Son iki yılda, DTÖ üyelerinden oluşan üç kilit grup, çeşitli DTÖ diyaloglarında önemli girişimlerde bulundu: Ticaret ve Çevresel Sürdürülebilirlik Konusunda Yapılandırılmış Tartışmalar (TESSD), Plastik Kirlilik Diyaloğu (DPP) ve fosil yakıt sübvansiyon reformu (FFSR). Bu çabalar, ticaret politikaları, plastik kirliliği, iklim değişikliği, yenilenebilir enerjiye geçiş, döngüsel ekonomi dinamikleri ve tarım sübvansiyonları arasındaki karmaşık etkileşimin karmaşık bir şekilde haritalandırılmasıyla sonuçlandı.

DTÖ Genel Direktörü Dr. DTÖ Sekreterliği Ngozi Okonjo-Iweala, üyelere ticaret, çevre ve iklim işbirliği arasında büyüyen uçurumun kapatılması için kaynaklar sağladı. Geçtiğimiz yıl, Dubai'deki COP28'de ilk kez bir “Ticaret Günü” düzenlendi ve Uluslararası Ticaret Odası, UNCTAD, Uluslararası Ticaret Merkezi ve DTÖ'nün ortak ev sahipliği yaptığı “Ticaret Evi”nde çok sayıda ilgili tartışma gerçekleştirildi. . Sekreterlik ayrıca çeşitli araştırma yayınları yayınlamış (İklim Değişikliği ve Uluslararası Ticarete ilişkin 2022 Dünya Ticaret Raporu ve 2023'teki “İklim Eylemi için Ticaret Politikası Araçları” dahil), küresel karbon fiyatlandırması konusunda uluslararası bir görev gücü başlatmış ve BM ile kamuya açık bir diyalog başlatmıştır.
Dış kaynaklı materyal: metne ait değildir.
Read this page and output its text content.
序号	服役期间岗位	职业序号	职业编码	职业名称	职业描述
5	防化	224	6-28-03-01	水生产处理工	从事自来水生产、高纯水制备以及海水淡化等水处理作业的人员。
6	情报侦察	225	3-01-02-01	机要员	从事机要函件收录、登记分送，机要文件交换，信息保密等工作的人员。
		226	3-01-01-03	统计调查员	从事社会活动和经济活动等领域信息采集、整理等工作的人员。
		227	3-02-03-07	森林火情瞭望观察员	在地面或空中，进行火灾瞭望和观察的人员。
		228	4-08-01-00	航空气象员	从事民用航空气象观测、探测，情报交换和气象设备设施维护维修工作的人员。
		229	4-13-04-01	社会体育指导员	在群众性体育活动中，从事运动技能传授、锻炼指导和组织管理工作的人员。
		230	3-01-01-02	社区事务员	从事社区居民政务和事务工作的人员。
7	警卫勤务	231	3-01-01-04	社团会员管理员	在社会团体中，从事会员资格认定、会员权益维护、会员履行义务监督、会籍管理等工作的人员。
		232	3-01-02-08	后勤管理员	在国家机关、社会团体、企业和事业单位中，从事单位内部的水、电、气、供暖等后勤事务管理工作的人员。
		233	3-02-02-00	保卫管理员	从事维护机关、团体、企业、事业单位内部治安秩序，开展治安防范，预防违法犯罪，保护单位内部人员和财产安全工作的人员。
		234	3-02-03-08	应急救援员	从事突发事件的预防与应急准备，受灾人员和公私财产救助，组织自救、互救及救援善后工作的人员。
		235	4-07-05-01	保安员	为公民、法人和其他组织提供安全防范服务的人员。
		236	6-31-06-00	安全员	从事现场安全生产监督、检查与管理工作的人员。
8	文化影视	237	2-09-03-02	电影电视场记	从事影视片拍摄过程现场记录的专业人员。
Özel sektör, sektörün karbonsuzlaştırılmasını desteklemek için “yeşil çelik” hesaplama metodolojileri ve standartlarının yakınlaştırılmasını hedefliyor.

DTÖ, adil bir yeşil geçişe yönelik çeşitli üyelerin iştahlarını, kalkınma ihtiyaçlarını, istek düzeylerini ve beklentilerini dikkate alarak çevresel ticaret işbirliğini esnek bir şekilde teşvik edecek bir platform olarak kullanılmaya devam edebilir. Bu, mevcut CTE tartışmalarında olduğu gibi, deneyimlerin ve en iyi uygulamaların paylaşılması, çeşitli DTÖ komiteleri ve forumlarında halihazırda gerçekleştirildiği gibi gelişmiş şeffaflık ve sorun çözme yoluyla ve ayrıca kapasite geliştirme ve kolektif ticaret önlemlerinin/müzakerelerinin dikkate alınması yoluyla yapılabilir. , bazı üyeler ve üye gruplar tarafından önerilenler gibi “kazan-kazan-kazan” ticaret, kalkınma ve sürdürülebilirlik hedeflerine ulaşmayı amaçlamaktadır.

Abu Dabi'deki bakanlar toplantısında, birçok DTÖ üyesi arasında çevresel tek taraflılığın artması, mevcut ticaret kurallarının sınırlamaları ve ekolojik geçiş ve sanayileşmenin zorluklarına çözüm bulmak için açık kalan “politika alanı” konusunda artan tedirginliğin altı çizildi. DTÖ'nün kuruluşundan otuz yıl sonra üyelerinin kararı basit bir soruya dayanıyor: Yeşil endüstriyel geçişin ve küresel kamu mallarının korunmasının getirdiği zorlukları daha iyi ele almak için daha fazla DTÖ, yani daha fazla ticari çok taraflılık mı istiyorlar?

Notlar:

  1. Ünlü “karides/kaplumbağa”, “ton balığı/yunus” ve “yeniden formüle edilmiş benzin” vakaları gibi.

    
  2. “Ticaret ve Çevre: Çevresel Çeşitlilik Serbest Ticaret Durumunu Etkiliyor mu?” Jagdish Bhagwati, Columbia Üniversitesi ve TN Srinivasan, Yale Üniversitesi, Ocak 1995, Tartışma Makalesi Serisi No. 718.